Le directeur général de la chaîne d’information en continu, Marc-Olivier Fogiel, avait pourtant affirmé à la société des journalistes (SDJ) de sa chaîne que les images de l’interview de Ziad Takieddine avaient été «montrées avant diffusion au service police-justice de la rédaction». Une position mise à mal par un ancien rédacteur en chef de la chaîne, Romain Verley, «qui était en poste le jour de la diffusion de la vidéo Takieddine, [et qui] avait révélé que l’interview n’avait pas été partagée au sein de la rédaction mais lui avait été imposée, déjà coupée et finalisée, par la direction de la chaîne», dans le documentaire Media Crash en 2022 puis l’émission Complément d’enquête en avril.

11 juil. 2024

Dans ce dossier, Carla Bruni, la chanteuse et épouse de Nicolas Sarkozy, a été mise en examen le 9 juillet, notamment pour participation à une association de malfaiteurs en vue de commettre l’infraction d’escroquerie au jugement en bande organisée. Elle a été placée sous contrôle judiciaire. L’ancien chef de l’Etat, lui, doit être jugé à partir de janvier 2025 dans le dossier du financement libyen de sa campagne présidentielle de 2007.
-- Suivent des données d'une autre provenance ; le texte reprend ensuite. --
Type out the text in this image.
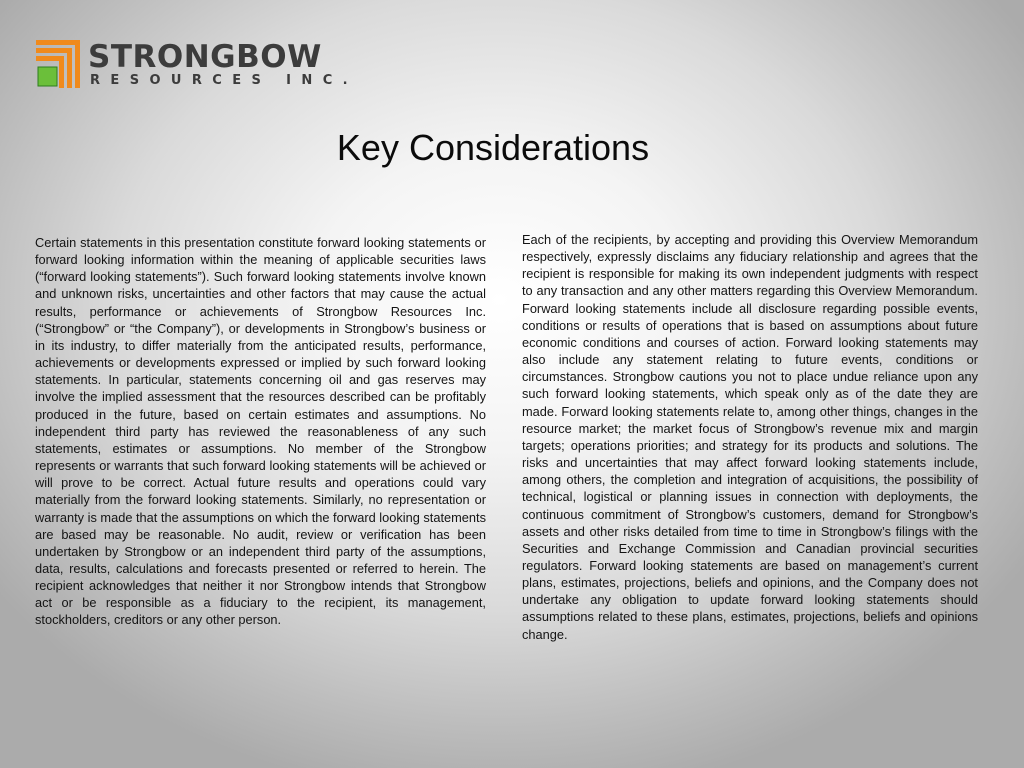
STRONGBOW
RESOURCES INC.
Key Considerations

Certain statements in this presentation constitute forward looking statements or forward looking information within the meaning of applicable securities laws (“forward looking statements”). Such forward looking statements involve known and unknown risks, uncertainties and other factors that may cause the actual results, performance or achievements of Strongbow Resources Inc.(“Strongbow” or “the Company”), or developments in Strongbow’s business or in its industry, to differ materially from the anticipated results, performance, achievements or developments expressed or implied by such forward looking statements. In particular, statements concerning oil and gas reserves may involve the implied assessment that the resources described can be profitably produced in the future, based on certain estimates and assumptions. No independent third party has reviewed the reasonableness of any such statements, estimates or assumptions. No member of the Strongbow represents or warrants that such forward looking statements will be achieved or will prove to be correct. Actual future results and operations could vary materially from the forward looking statements. Similarly, no representation or warranty is made that the assumptions on which the forward looking statements are based may be reasonable. No audit, review or verification has been undertaken by Strongbow or an independent third party of the assumptions, data, results, calculations and forecasts presented or referred to herein. The recipient acknowledges that neither it nor Strongbow intends that Strongbow act or be responsible as a fiduciary to the recipient, its management, stockholders, creditors or any other person.

Each of the recipients, by accepting and providing this Overview Memorandum respectively, expressly disclaims any fiduciary relationship and agrees that the recipient is responsible for making its own independent judgments with respect to any transaction and any other matters regarding this Overview Memorandum. Forward looking statements include all disclosure regarding possible events, conditions or results of operations that is based on assumptions about future economic conditions and courses of action. Forward looking statements may also include any statement relating to future events, conditions or circumstances. Strongbow cautions you not to place undue reliance upon any such forward looking statements, which speak only as of the date they are made. Forward looking statements relate to, among other things, changes in the resource market; the market focus of Strongbow’s revenue mix and margin targets; operations priorities; and strategy for its products and solutions. The risks and uncertainties that may affect forward looking statements include, among others, the completion and integration of acquisitions, the possibility of technical, logistical or planning issues in connection with deployments, the continuous commitment of Strongbow’s customers, demand for Strongbow’s assets and other risks detailed from time to time in Strongbow’s filings with the Securities and Exchange Commission and Canadian provincial securities regulators. Forward looking statements are based on management’s current plans, estimates, projections, beliefs and opinions, and the Company does not undertake any obligation to update forward looking statements should assumptions related to these plans, estimates, projections, beliefs and opinions change.
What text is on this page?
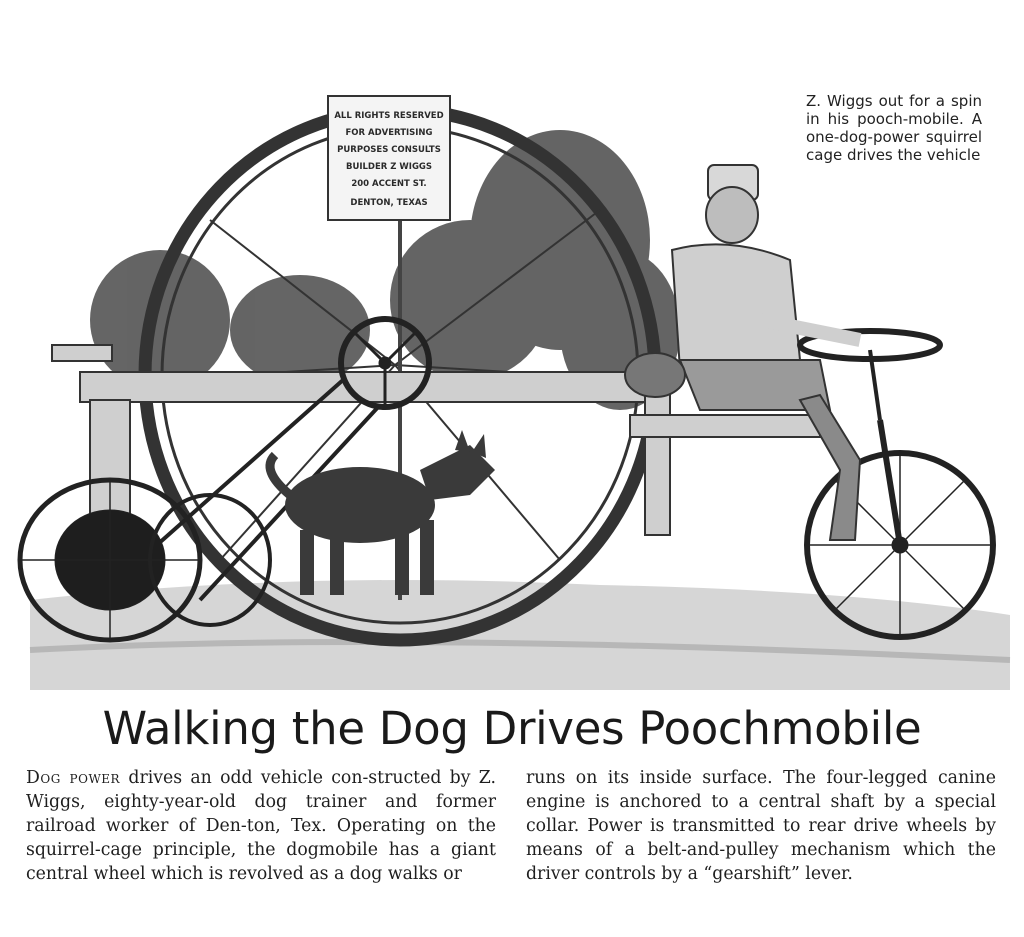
ALL RIGHTS RESERVED
FOR ADVERTISING
PURPOSES CONSULTS
BUILDER Z WIGGS
200 ACCENT ST.
DENTON, TEXAS
Z. Wiggs out for a spin in his pooch-mobile. A one-dog-power squirrel cage drives the vehicle
Walking the Dog Drives Poochmobile
Dog power drives an odd vehicle con-structed by Z. Wiggs, eighty-year-old dog trainer and former railroad worker of Den-ton, Tex. Operating on the squirrel-cage principle, the dogmobile has a giant central wheel which is revolved as a dog walks or
runs on its inside surface. The four-legged canine engine is anchored to a central shaft by a special collar. Power is transmitted to rear drive wheels by means of a belt-and-pulley mechanism which the driver controls by a “gearshift” lever.
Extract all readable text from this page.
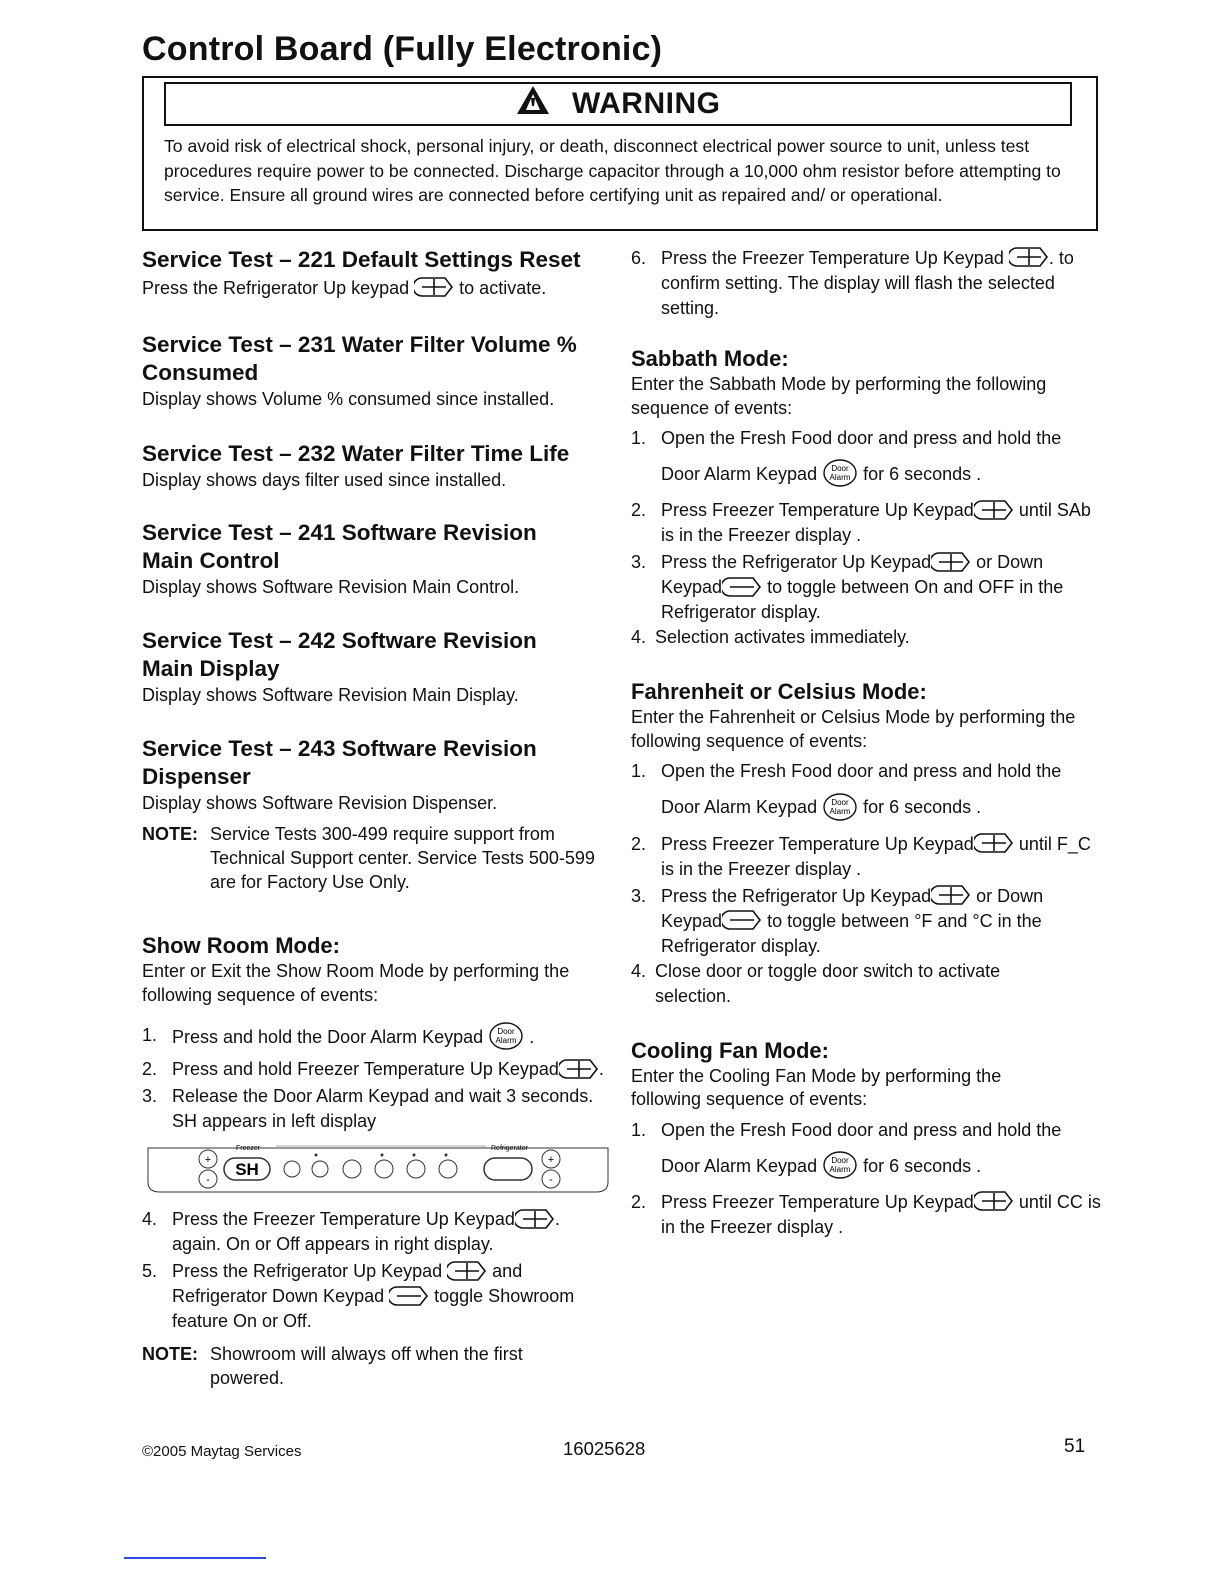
Control Board (Fully Electronic)
WARNING
To avoid risk of electrical shock, personal injury, or death, disconnect electrical power source to unit, unless test procedures require power to be connected. Discharge capacitor through a 10,000 ohm resistor before attempting to service. Ensure all ground wires are connected before certifying unit as repaired and/ or operational.
Service Test – 221 Default Settings Reset
Press the Refrigerator Up keypad	to activate.
Service Test – 231 Water Filter Volume % Consumed
Display shows Volume % consumed since installed.
Service Test – 232 Water Filter Time Life
Display shows days filter used since installed.
Service Test – 241 Software Revision Main Control
Display shows Software Revision Main Control.
Service Test – 242 Software Revision Main Display
Display shows Software Revision Main Display.
Service Test – 243 Software Revision Dispenser
Display shows Software Revision Dispenser.
NOTE: Service Tests 300-499 require support from Technical Support center. Service Tests 500-599 are for Factory Use Only.
Show Room Mode:
Enter or Exit the Show Room Mode by performing the following sequence of events:
1. Press and hold the Door Alarm Keypad Door
Alarm .
2. Press and hold Freezer Temperature Up Keypad .
3. Release the Door Alarm Keypad and wait 3 seconds. SH appears in left display
Freezer	Refrigerator
+
-
SH	+
-
4. Press the Freezer Temperature Up Keypad . again. On or Off appears in right display.
5. Press the Refrigerator Up Keypad	and
Refrigerator Down Keypad	toggle Showroom feature On or Off.
NOTE: Showroom will always off when the first powered.
6. Press the Freezer Temperature Up Keypad	. to confirm setting. The display will flash the selected setting.
Sabbath Mode:
Enter the Sabbath Mode by performing the following sequence of events:
1. Open the Fresh Food door and press and hold the
Door Alarm Keypad Door
Alarm for 6 seconds .
2. Press Freezer Temperature Up Keypad	until SAb is in the Freezer display .
3. Press the Refrigerator Up Keypad	or Down Keypad	to toggle between On and OFF in the Refrigerator display.
4. Selection activates immediately.
Fahrenheit or Celsius Mode:
Enter the Fahrenheit or Celsius Mode by performing the following sequence of events:
1. Open the Fresh Food door and press and hold the
Door Alarm Keypad Door
Alarm for 6 seconds .
2. Press Freezer Temperature Up Keypad	until F_C is in the Freezer display .
3. Press the Refrigerator Up Keypad	or Down Keypad	to toggle between °F and °C in the Refrigerator display.
4. Close door or toggle door switch to activate selection.
Cooling Fan Mode:
Enter the Cooling Fan Mode by performing the following sequence of events:
1. Open the Fresh Food door and press and hold the
Door Alarm Keypad Door
Alarm for 6 seconds .
2. Press Freezer Temperature Up Keypad	until CC is in the Freezer display .
©2005 Maytag Services	16025628	51
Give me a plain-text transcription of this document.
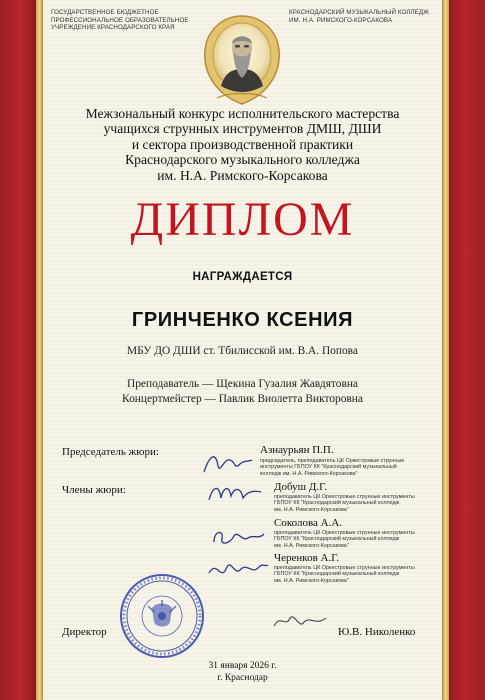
ГОСУДАРСТВЕННОЕ БЮДЖЕТНОЕ
ПРОФЕССИОНАЛЬНОЕ ОБРАЗОВАТЕЛЬНОЕ
УЧРЕЖДЕНИЕ КРАСНОДАРСКОГО КРАЯ
КРАСНОДАРСКИЙ МУЗЫКАЛЬНЫЙ КОЛЛЕДЖ
ИМ. Н.А. РИМСКОГО-КОРСАКОВА
Межзональный конкурс исполнительского мастерства
учащихся струнных инструментов ДМШ, ДШИ
и сектора производственной практики
Краснодарского музыкального колледжа
им. Н.А. Римского-Корсакова
ДИПЛОМ
НАГРАЖДАЕТСЯ
ГРИНЧЕНКО КСЕНИЯ
МБУ ДО ДШИ ст. Тбилисской им. В.А. Попова
Преподаватель — Щекина Гузалия Жавдятовна
Концертмейстер — Павлик Виолетта Викторовна
Председатель жюри:
Члены жюри:
Азнаурьян П.П.
председатель, преподаватель ЦК Оркестровые струнные
инструменты ГБПОУ КК "Краснодарский музыкальный
колледж им. Н.А. Римского-Корсакова"
Добуш Д.Г.
преподаватель ЦК Оркестровые струнные инструменты
ГБПОУ КК "Краснодарский музыкальный колледж
им. Н.А. Римского-Корсакова"
Соколова А.А.
преподаватель ЦК Оркестровые струнные инструменты
ГБПОУ КК "Краснодарский музыкальный колледж
им. Н.А. Римского-Корсакова"
Черенков А.Г.
преподаватель ЦК Оркестровые струнные инструменты
ГБПОУ КК "Краснодарский музыкальный колледж
им. Н.А. Римского-Корсакова"
Директор	Ю.В. Николенко
31 января 2026 г.
г. Краснодар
Marc-Olivier Fogiel, de son côté, n’a pas souhaité répondre à ces nouvelles révélations de Mediapart. Mais il a défendu l’indépendance de la rédaction ce mardi, lors de l’audition de la chaîne devant l’Arcom pour le renouvellement de sa fréquence TNT. «Je suis le bouclier de ces pressions quotidiennes de l’ensemble du personnel politique pour laisser la rédaction travailler», a-t-il affirmé. «Sur cette affaire Takieddine, l’antenne a été irréprochable», a encore martelé le directeur général de BFMTV. «Les échanges en coulisse, notamment avec l’attachée de presse de Nicolas Sarkozy, ont permis à l’antenne de travailler en toute indépendance et sans ingérence», a-t-il maintenu.

Jeudi, après la révélation de SMS entre des figures de la chaîne, dont lui, et l’ancienne attachée de presse de Nicolas Sarkozy, Marc-Olivier Fogiel avait déjà mis en avant le traitement «journalistiquement irréprochable» de la rétractation de Ziad Takieddine sur son antenne. Mais la rédaction, consternée, a demandé «des garanties d’indépendance totale», «des explications très claires de Marc-Olivier Fogiel sur sa connivence affichée avec l’ancien chef de l’Etat» et l’invite à «prendre ses responsabilités».

Mise à jour : à 12h27, avec l’ajout des déclarations de Marc-Olivier Fogiel devant l’Arcom.